Di saat banyak ponsel lipat masih berkompromi pada daya tahan, Vivo justru menempatkan ketahanan pakai sebagai daya tarik utama. Perangkat ini juga tetap mendukung pengisian cepat 80 watt melalui kabel dan wireless charging 40 watt.
Kamera utama 200 MP dengan sentuhan Zeiss
Selain baterai besar, sektor kamera menjadi alasan lain mengapa X Fold 6 menonjol. Vivo memakai kamera utama 200 MP berlabel Zeiss, sebuah lonjakan besar dari 50 MP pada generasi sebelumnya.
Sensor utamanya adalah Samsung HPB berukuran 1/1,4 inci yang dipadukan dengan lensa Zeiss. Sensor ini disebut sama dengan yang digunakan pada kamera telefoto Vivo X300 dan X300 Pro.
Sistem kamera belakangnya tidak berhenti di situ. Vivo masih menyertakan lensa ultrawide 50 MP dan kamera telefoto 50 MP berbasis sensor Sony LYT-602 dengan optical zoom hingga 3x.
Bagi pengguna yang ingin menjangkau objek lebih jauh, Vivo juga menawarkan aksesori opsional Zeiss Teleconverter G2. Aksesori ini dapat memperpanjang jangkauan pemotretan hingga ekuivalen 200 mm.
Layar besar untuk kerja dan hiburan
Di sisi tampilan, X Fold 6 membawa layar sekunder AMOLED 6,53 inci dengan rasio 20,3:9 dan refresh rate 120 Hz. Saat dibuka, pengguna akan mendapatkan layar utama 8,02 inci dengan rasio 4:3,7 dan refresh rate 120 Hz.
Kedua panel itu diklaim mampu mencapai kecerahan lokal hingga 5.000 nit. Angka tersebut membuat perangkat ini tetap nyaman dipakai di kondisi terang, baik saat bekerja maupun menikmati konten.

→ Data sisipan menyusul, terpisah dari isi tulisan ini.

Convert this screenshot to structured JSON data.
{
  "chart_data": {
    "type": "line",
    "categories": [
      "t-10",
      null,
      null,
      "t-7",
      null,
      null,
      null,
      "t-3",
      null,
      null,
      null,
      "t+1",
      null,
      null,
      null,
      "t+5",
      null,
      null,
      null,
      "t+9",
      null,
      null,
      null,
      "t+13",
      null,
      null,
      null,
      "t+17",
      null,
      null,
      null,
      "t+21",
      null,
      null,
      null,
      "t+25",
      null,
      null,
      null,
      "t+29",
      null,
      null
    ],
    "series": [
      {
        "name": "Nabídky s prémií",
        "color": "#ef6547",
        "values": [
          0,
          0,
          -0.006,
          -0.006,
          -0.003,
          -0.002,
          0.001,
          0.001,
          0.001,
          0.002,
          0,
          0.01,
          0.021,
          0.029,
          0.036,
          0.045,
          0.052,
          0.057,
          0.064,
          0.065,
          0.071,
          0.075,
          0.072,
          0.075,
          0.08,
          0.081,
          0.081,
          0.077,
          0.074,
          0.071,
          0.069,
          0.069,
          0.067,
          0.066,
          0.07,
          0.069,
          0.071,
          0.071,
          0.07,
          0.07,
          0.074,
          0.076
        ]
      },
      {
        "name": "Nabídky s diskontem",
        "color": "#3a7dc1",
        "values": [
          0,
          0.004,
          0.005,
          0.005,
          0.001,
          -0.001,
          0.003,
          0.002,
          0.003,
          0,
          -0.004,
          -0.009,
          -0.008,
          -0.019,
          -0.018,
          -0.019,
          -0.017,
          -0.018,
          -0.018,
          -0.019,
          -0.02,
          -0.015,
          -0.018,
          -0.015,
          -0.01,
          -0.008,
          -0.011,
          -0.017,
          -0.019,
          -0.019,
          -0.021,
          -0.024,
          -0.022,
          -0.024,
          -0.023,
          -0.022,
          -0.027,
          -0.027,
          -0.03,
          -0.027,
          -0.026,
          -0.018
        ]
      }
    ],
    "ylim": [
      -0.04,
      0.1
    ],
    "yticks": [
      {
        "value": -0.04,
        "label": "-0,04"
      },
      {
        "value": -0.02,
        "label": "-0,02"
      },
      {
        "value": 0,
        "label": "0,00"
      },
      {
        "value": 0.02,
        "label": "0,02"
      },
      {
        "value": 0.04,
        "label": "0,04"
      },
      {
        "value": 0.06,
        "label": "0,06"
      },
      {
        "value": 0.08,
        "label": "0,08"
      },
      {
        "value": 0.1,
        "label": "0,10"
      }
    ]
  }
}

Untuk mendukung multitugas, Vivo menyematkan fitur Atomic Workbench. Fitur ini memungkinkan pengguna menjalankan hingga lima aplikasi sekaligus dalam jendela terpisah.
Performa kelas atas dan ketahanan perangkat
Di balik bodinya, Vivo X Fold 6 ditenagai chipset MediaTek Dimensity 9500 Super. Perangkat ini dipadukan dengan RAM LPDDR5X Ultra hingga 16 GB dan penyimpanan UFS 4.1 hingga 1 TB.
Ponsel lipat ini menjalankan Android 16 dengan antarmuka OriginOS 6 Fold. Vivo juga membekalinya dengan sertifikasi IP58 dan IP59 untuk ketahanan terhadap debu serta semburan air bertekanan tinggi bersuhu panas.
Harga dan pilihan warna
Vivo X Fold 6 hadir dalam warna biru, putih, dan hitam. Di pasar China, perangkat ini ditawarkan dalam tiga konfigurasi memori dengan harga sebagai berikut.
| Konfigurasi | Harga |
|---|---|
| 12 GB/256 GB | 7.999 yuan |
| 16 GB/512 GB | 9.999 yuan |
| 16 GB/1 TB | 11.999 yuan |
Vivo mulai menjual X Fold 6 di pasar China pada Jumat (26/6/2026). Hingga kini, perusahaan belum mengumumkan jadwal peluncuran global, sehingga pasar China menjadi wilayah pertama yang mencicipi ponsel lipat dengan kombinasi kamera Zeiss 200 MP dan baterai 7.000 mAh ini.